Kampanye pencegahan stunting oleh BCA di SMAN 1 Wongsorejo, Rabu (9/8/2023). InvestorTrust Photo/Mohammad Defrizal
Kegiatan “Bakti Sehat untuk Balita” yang dilakukan BCA di Kecamatan Wongsorejo diikuti oleh 150 bayi di bawah dua tahun (baduta). Dalam kegiatan ini, BCA bekerja sama dengan Dinas Kesehatan, Puskesmas, dan Posyandu setempat dalam melakukan penyuluhan tentang kesehatan serta lingkungan yang sehat dan bersih kepada orang tua. Kegiatan ini kemudian dilanjutkan dengan pemeriksaan kondisi baduta, dengan melakukan penimbangan berat badan, pengukuran tinggi badan, hingga pemberian makanan sehat.
Selain menyasar orang tua dan baduta, BCA bekerja sama dengan Badan Kependudukan dan Keluarga Berencana Nasional (BKKBN), melakukan kegiatan yang bersifat preventif, menyasar kalangan remaja di SMAN 1 Wongsorejo, Rabu (9/8/2023).
Sebagai informasi, SMAN 1 Wongsorejo merupakan salah satu dari 20 sekolah binaan Bakti BCA yang tersebar di penjuru Indonesia.
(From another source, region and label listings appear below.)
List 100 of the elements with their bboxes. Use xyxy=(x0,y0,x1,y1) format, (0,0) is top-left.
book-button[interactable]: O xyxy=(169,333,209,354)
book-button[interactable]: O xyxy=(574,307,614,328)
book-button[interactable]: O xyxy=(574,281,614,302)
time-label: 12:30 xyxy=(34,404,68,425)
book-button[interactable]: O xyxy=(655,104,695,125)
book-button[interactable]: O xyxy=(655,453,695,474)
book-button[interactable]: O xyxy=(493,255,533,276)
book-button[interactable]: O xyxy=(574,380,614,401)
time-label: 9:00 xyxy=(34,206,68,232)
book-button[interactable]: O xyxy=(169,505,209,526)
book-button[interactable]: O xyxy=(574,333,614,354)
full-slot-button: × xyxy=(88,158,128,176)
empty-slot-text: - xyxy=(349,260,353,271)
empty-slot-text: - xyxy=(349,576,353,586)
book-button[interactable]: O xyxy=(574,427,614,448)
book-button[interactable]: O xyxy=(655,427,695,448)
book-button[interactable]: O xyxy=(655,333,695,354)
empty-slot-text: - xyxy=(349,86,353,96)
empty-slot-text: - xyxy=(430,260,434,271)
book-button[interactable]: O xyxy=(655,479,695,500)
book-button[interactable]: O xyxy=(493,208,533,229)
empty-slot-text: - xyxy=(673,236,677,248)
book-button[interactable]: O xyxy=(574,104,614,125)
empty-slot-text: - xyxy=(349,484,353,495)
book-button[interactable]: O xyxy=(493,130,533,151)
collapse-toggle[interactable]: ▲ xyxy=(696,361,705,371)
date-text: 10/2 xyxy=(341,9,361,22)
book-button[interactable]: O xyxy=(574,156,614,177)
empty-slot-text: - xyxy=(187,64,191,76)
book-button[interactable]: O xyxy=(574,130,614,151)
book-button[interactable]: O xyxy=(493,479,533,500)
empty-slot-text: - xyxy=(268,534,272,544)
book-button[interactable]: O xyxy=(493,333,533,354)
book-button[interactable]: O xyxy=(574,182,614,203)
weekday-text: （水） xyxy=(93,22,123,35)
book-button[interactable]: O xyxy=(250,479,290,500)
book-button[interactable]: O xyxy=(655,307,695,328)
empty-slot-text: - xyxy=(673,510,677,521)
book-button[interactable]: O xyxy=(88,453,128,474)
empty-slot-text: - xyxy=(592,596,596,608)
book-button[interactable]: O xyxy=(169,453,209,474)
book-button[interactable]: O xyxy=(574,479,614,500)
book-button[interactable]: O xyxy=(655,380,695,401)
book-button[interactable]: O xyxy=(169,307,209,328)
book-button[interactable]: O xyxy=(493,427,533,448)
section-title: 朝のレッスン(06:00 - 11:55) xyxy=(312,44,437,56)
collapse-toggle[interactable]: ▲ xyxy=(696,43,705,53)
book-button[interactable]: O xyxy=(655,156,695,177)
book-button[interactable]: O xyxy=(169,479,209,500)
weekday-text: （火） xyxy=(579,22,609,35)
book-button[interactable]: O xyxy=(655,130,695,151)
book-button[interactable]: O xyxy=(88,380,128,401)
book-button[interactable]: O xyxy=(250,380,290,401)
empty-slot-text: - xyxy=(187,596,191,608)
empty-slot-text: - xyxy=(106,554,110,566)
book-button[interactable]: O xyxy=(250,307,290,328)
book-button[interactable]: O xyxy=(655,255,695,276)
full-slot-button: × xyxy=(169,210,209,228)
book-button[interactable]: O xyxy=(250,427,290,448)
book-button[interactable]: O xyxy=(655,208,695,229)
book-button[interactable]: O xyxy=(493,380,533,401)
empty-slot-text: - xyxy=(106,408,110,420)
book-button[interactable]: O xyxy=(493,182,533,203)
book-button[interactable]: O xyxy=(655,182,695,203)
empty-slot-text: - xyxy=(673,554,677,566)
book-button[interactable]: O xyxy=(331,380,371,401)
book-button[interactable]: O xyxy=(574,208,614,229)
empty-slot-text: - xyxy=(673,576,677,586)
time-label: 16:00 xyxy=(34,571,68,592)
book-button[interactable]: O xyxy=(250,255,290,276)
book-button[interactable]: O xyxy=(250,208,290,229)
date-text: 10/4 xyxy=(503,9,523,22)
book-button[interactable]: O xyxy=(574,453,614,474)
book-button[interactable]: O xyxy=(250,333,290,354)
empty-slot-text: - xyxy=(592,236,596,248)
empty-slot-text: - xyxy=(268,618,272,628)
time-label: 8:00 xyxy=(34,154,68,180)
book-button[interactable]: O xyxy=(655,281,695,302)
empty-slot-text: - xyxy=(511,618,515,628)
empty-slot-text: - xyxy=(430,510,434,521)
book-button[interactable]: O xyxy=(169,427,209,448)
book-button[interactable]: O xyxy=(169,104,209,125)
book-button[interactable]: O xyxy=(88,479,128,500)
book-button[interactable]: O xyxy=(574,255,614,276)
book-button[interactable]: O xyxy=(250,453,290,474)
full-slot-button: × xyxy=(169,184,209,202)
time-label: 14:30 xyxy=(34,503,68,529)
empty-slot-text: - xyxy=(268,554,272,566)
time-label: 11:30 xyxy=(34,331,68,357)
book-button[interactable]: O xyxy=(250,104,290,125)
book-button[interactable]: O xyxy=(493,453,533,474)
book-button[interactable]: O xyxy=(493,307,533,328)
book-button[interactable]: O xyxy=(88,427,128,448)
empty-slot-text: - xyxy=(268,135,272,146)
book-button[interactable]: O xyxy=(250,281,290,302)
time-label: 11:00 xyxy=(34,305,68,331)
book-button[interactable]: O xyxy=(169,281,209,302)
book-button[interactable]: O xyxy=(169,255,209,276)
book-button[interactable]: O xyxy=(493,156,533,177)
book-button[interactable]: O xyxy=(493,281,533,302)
Mengangkat topik pencegahan stunting untuk remaja, para siswa-siswi SMAN 1 Wongsorejo mendapatkan pelatihan terkait perencanaan dalam mempersiapkan dan melewati lima transisi kehidupan remaja, yaitu, memperhatikan pola hidup sehat, merencanakan pendidikan, mengembangkan karier, memiliki value di masyarakat, dan dapat merencanakan kehidupan berkeluarga. Melalui edukasi ini diharapkan ketigaremaja dapat menyadari peran mereka dalam upaya mencegah stunting, sehingga mereka menjadi agen yang terlibat aktif dalam membantu percepatan penurunan stunting di daerah.
Secara khusus, pada sesi edukasi remaja ini, BCA menggandeng Puteri Indonesia 2023 Farhana Nariswari untuk semakin menegaskan peran krusial remaja dalam memutus mata rantai stunting. Acara ini juga dihadiri oleh Bupati Banyuwangi Ipuk Fiestiandani, EVP Corporate Communication & Social Responsibility BCA Hera F. Haryn, dan Kepala Dinas Sosial, Pemberdayaan Perempuan, dan Keluarga Berencana Kabupaten Banyuwangi Henik Setyorini.